National HIV Testing Day is June 27, making this the perfect time to educate yourself on human immunodeficiency virus (HIV). HIV is a virus that weakens the immune system, making it difficult for the body to fight infection. The Centers for Disease Control and Prevention (CDC) reports the following statistics for HIV in the United States:
- About 1.2 million people were living with HIV at the end of 2012
- Of these people, 1 in 8 did not know they were infected
- In 2014, an estimated 44,073 people were diagnosed with HIV
- The annual number of new diagnoses declined by 19% from 2005 to 2014
- More than 90% of new infections could be prevented by testing and treatment
Who should be tested for HIV?
The CDC recommends that everyone – ages 13 to 64 – get tested as part of their routine health care.
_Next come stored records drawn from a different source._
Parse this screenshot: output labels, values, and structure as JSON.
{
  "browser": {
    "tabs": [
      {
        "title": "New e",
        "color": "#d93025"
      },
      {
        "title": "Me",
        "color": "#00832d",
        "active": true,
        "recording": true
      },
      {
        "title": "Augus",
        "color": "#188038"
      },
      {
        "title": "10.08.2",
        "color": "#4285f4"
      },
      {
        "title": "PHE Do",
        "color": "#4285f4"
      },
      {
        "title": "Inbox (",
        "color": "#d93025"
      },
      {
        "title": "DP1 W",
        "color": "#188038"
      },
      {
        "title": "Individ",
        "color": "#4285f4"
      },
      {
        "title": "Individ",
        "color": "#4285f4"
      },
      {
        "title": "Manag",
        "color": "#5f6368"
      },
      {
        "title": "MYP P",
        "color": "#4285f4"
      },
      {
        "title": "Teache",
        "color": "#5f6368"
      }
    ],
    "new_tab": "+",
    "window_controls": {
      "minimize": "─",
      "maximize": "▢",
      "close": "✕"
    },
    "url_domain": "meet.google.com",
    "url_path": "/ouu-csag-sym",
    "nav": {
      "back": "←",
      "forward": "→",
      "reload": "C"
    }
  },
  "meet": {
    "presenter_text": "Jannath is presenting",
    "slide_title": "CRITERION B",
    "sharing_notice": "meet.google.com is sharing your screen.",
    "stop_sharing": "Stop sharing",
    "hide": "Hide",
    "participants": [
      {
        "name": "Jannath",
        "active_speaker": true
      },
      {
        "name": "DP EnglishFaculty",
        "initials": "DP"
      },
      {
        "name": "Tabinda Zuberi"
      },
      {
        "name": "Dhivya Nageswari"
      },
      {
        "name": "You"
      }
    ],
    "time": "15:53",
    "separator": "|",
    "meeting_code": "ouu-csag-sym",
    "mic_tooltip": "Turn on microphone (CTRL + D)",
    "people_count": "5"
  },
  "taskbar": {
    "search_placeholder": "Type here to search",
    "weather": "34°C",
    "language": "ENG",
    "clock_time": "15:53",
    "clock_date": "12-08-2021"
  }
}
Those at higher risk of contracting HIV should be tested at least once a year:
- Men who have sex with men
- Anal or vaginal sex with an infected partner
- Multiple partners since your last HIV test
- Previous sexually transmitted diseases, hepatitis, or tuberculosis
- Shared needles and injected drugs
- Exchanged sex for money or drugs
- Unknown history of your sexual partner
Where to get tested?
Be honest about your sexual and recreational activities during your annual visit with your Capital Women’s Care provider. He or she may recommend an HIV test based on your risk behaviors or as a general health precaution. To find testing sites in your area, visit the CDC’s GetTested website, call 800-CDC-INFO (800-232-4636) to learn about free testing sites, or contact your local health department or community health center. While there is no cure, HIV can be controlled with treatment.